Lord, I love you so much, but I’m horrible at showing it. I want to follow You in everything, but then I allow myself to get distracted from what is truly important. I know that your plan for my life is amazing. I know that once I truly give up control of it all that you will do your thing. I’m trying, Lord. But I’m failing. I can’t seem to bring myself to a place of full surrender. I’m afraid. And I know you’ve not called me to act out of fear. But out of power, love, and a sound mind. Please give me a sound mind. Give me focus. Show me the way to go. I need to learn to trust you completely. I need to learn to love you above all else. More than people’s opinion of me. Lord, I pray that I will not put others on a pedestal. I pray that I will not allow what others think of me to consume my thoughts…my life. I want to be Yours. I want to want what You want for me.
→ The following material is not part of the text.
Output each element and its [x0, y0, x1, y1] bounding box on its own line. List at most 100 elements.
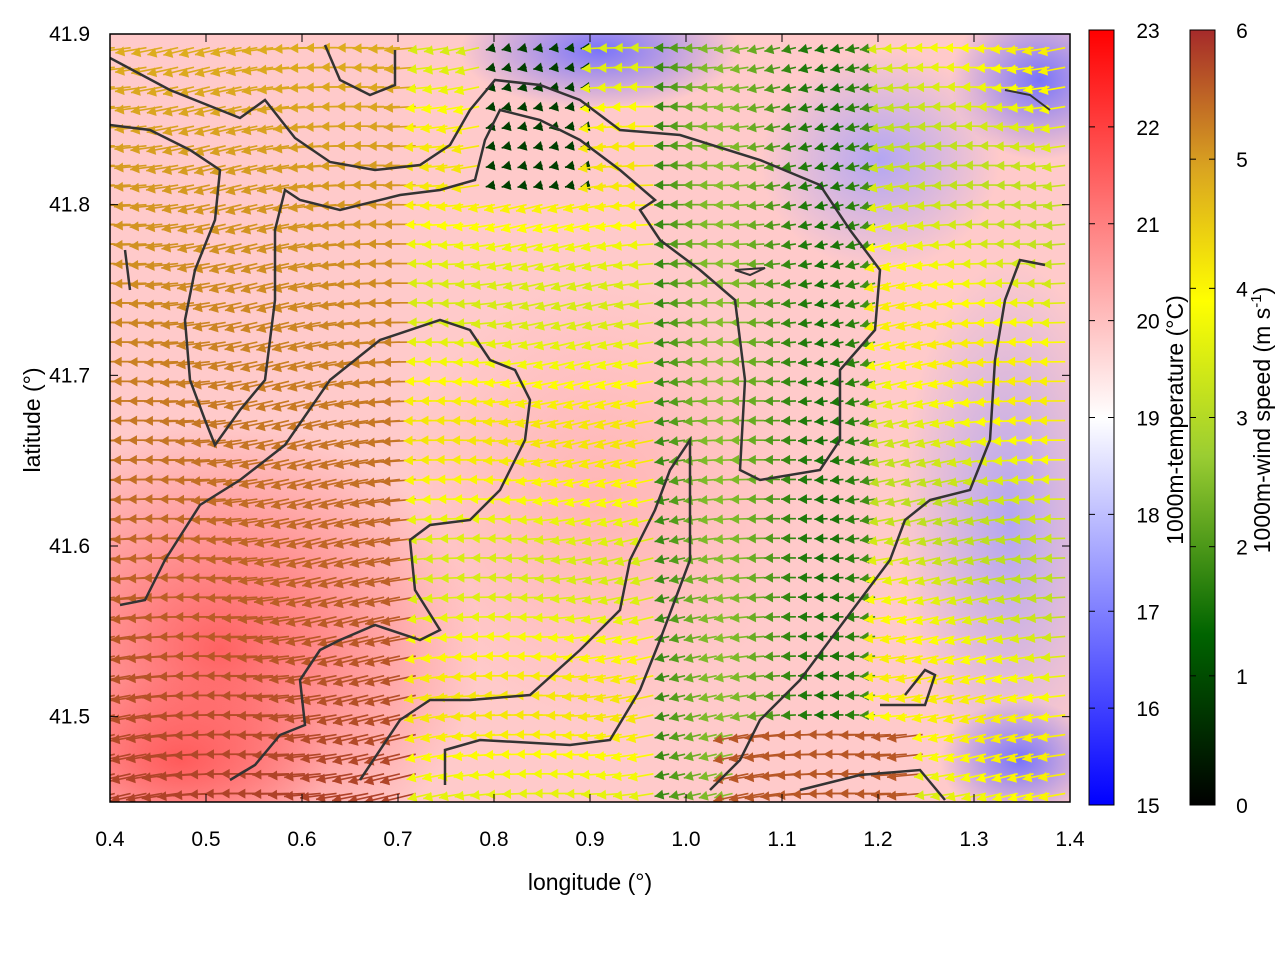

Guide me. Mold me. Shape me. Into the thing that will bring You the most glory. I desire You above anything…everything.

You are so good even when I’m not. Give me that peace that goes beyond all understanding. I need your peace right now father.

Give me what you want for me. Less of me and more of you Jesus. That’s what I need. Surprise me with Your best. I will live in expectation of what You are going to do.

Show me the difference between guarding and hardening my heart. Thank You for what You are already teaching me about this. Remove the fear of love from me. Lord, I desire Your best…. not what I think is best.

May I press in to You now more than ever. May I be secure in the fact that I am Yours. That my heart belongs to You and You want full control over it. May I believe that You will take good care of it. That You will guard it from those who might not be right. I trust You. You are so much better at this. You know what I need a million times better than I do. I love You so. I trust You.